Je ne le pense pas. Des efforts sincères sont faits pour les remettre sur le marché de l'emploi. Et ça fonctionne! Le gros point noir, je répète, c'est notre système éducatif. On y met davantage de moyens que la moyenne de l'OCDE avec des résultats très inférieurs. Le niveau global est mauvais et la lutte contre les inégalités est mauvaise. Les résultats de l'étude Pisa font par ailleurs apparaître une forte demande de la part des élèves de plus d'ordre à l'intérieur des classes.
Faut-il « reprendre l'effort volontariste de démocratisation scolaire », comme l'invite dans une note récente Akiko Suwa-Eisenmann, professeure à l'Ecole d'économie de Paris et membre du Cercle des économistes?
On peut pousser davantage une classe d'âge vers le bac, qui ne garantit rien mais sans lequel rien n'est possible. Mais il faut surtout encourager les filières professionnelles, comme en Allemagne. Notre système pousse aujourd'hui 11% de jeunes en dehors du système sans diplôme ni formation. Plus d'un enfant sur dix! La bascule entre vie étudiante et vie professionnelle est-elle plus compliquée qu'avant? Il faut remettre les choses en perspective. Aux Etats-Unis, une année universitaire coûte 59000 dollars, un master 300000 dollars. En France, cette même année universitaire est payée par le contribuable. Ne jouons pas aux enfants gâtés. On ne peut pas demander toujours plus d'aides, toujours plus de dépenses, donc toujours plus d'impôts.
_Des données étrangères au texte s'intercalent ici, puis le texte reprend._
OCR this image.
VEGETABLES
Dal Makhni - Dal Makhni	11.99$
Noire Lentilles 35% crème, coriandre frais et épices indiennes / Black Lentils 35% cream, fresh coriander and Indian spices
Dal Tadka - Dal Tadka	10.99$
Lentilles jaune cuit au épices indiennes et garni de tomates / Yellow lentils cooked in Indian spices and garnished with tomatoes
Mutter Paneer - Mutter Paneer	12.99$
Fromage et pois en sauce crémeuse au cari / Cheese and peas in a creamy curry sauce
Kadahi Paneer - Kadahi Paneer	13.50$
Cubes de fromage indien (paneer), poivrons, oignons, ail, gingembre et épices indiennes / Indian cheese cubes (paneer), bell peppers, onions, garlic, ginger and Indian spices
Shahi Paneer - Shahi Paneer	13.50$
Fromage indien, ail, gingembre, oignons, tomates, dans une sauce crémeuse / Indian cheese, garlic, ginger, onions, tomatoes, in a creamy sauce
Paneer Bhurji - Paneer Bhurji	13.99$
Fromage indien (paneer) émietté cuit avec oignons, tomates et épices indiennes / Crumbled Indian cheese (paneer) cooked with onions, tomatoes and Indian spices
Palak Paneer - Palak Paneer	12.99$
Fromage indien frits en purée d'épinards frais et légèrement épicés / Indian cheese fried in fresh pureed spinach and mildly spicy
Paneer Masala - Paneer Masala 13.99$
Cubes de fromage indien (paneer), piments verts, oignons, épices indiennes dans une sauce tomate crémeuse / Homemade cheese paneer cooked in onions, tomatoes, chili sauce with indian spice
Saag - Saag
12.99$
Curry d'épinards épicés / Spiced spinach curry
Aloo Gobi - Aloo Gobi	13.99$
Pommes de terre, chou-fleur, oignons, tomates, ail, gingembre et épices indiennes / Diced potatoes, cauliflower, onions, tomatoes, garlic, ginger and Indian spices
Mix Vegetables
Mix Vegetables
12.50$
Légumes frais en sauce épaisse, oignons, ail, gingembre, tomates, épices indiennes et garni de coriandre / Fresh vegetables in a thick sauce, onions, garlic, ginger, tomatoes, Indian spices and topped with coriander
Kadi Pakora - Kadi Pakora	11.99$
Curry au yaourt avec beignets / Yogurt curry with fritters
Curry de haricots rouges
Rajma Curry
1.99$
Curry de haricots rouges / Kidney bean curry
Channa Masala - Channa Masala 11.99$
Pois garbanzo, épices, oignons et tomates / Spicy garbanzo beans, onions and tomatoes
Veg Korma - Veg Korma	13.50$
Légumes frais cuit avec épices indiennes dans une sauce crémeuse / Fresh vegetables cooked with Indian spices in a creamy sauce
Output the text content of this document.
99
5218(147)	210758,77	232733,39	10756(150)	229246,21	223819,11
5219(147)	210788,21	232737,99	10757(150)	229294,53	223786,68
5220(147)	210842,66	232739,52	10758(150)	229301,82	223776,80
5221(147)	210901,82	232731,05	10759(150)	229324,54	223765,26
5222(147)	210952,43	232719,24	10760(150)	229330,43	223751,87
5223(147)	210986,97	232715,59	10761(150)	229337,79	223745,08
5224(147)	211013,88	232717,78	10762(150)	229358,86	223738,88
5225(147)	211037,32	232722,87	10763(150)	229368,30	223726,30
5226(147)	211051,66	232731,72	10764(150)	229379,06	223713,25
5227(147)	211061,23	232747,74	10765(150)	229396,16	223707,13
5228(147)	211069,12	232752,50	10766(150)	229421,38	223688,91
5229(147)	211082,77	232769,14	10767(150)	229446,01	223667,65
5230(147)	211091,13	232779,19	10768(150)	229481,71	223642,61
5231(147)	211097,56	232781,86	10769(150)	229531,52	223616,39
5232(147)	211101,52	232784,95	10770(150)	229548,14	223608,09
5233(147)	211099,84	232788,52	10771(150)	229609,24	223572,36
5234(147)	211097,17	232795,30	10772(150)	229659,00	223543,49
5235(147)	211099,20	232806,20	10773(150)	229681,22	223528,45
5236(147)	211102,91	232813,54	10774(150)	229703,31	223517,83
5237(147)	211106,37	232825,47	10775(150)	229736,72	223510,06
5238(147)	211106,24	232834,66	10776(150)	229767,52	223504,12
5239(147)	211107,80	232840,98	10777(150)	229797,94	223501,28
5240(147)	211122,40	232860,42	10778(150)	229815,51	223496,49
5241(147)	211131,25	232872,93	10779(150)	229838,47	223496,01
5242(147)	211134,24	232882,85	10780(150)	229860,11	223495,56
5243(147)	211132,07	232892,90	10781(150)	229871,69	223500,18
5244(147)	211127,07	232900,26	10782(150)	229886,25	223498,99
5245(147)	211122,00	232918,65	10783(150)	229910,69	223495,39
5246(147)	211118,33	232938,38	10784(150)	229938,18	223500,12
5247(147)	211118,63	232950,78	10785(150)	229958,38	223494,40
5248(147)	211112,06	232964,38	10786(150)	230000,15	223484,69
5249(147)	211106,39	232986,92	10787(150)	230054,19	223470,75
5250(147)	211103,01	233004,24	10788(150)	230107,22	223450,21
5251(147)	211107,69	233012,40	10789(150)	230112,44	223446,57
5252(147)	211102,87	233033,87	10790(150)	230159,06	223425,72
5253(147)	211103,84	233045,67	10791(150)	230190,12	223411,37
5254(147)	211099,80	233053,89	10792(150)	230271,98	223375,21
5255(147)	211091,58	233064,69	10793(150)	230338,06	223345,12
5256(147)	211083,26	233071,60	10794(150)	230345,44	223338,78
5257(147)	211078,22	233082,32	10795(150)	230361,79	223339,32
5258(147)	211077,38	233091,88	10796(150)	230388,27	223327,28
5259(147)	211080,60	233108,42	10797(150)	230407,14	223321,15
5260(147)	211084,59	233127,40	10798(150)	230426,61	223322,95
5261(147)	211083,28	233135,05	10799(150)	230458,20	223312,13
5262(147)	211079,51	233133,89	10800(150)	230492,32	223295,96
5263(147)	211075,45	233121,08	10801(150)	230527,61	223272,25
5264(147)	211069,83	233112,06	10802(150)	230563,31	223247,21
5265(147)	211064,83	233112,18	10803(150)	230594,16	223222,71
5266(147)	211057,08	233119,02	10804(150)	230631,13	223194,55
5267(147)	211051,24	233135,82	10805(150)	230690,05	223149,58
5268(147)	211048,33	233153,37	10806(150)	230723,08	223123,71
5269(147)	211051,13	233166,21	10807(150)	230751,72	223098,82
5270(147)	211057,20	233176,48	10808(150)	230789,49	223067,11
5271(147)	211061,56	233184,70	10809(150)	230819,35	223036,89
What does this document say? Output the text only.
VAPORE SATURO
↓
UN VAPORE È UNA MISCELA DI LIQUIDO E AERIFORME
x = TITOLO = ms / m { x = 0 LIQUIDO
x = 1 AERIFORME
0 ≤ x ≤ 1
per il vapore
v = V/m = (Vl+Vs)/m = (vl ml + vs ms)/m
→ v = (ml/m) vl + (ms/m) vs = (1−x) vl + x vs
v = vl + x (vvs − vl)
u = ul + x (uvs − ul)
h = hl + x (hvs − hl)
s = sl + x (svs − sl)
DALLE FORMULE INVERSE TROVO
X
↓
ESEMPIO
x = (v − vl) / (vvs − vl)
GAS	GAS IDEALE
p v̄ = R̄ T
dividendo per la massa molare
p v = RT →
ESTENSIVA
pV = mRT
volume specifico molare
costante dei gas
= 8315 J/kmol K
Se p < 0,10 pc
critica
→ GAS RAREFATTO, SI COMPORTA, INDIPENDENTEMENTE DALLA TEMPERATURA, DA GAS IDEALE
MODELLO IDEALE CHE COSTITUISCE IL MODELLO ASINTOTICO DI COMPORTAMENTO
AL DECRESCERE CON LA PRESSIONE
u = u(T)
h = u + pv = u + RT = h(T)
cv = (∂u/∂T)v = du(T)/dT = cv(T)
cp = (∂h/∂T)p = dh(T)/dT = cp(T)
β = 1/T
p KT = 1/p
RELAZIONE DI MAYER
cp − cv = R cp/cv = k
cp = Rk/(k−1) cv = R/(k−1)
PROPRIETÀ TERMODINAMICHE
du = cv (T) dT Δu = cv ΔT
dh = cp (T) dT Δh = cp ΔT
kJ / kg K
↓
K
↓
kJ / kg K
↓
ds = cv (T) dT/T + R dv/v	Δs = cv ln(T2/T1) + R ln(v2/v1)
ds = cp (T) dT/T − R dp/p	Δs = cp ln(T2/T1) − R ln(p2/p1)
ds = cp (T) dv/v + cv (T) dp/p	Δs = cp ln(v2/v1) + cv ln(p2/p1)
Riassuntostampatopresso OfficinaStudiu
Par contre, il faut davantage cibler ces aides sur les plus nécessiteux, et surtout réclamer davantage d'efficacité au système scolaire.
Quelles sont les attentes des jeunes vis-à-vis de leur avenir professionnel?
Ils angoissent à l'idée d'entrer sur le marché du travail parce qu'ils sont peu autonomes. Ils n'affichent pas d'ambitions débordantes: 59% nourrissent de sérieux doutes quant à leur avenir professionnel et près d'un sur deux estime que le travail est d'abord un gagne-pain. Ils n'ont pas vraiment l'esprit d'entreprise (11% envisagent de créer leur propre entreprise) et sont 82% à avoir une vision positive du CDI. Ils cherchent surtout de la sécurité.
Et que disent-ils sur l'environnement?
La génération climat n'est pas un mythe: 81 % estiment que l'environnement est une urgence absolue. Mais un jeune sur deux se sent impuissant face à la crise. Leur manque d'implication collectif est frappant, même si 81% déclarent se restreindre régulièrement par conscience environnementale. Ici aussi, on constate une demande d'autorité: près de 4 jeunes sur 10 ne seraient pas opposés à une politique autoritaire de l'Etat en la matière. Seuls 13% d'entre eux rejettent une écologie punitive.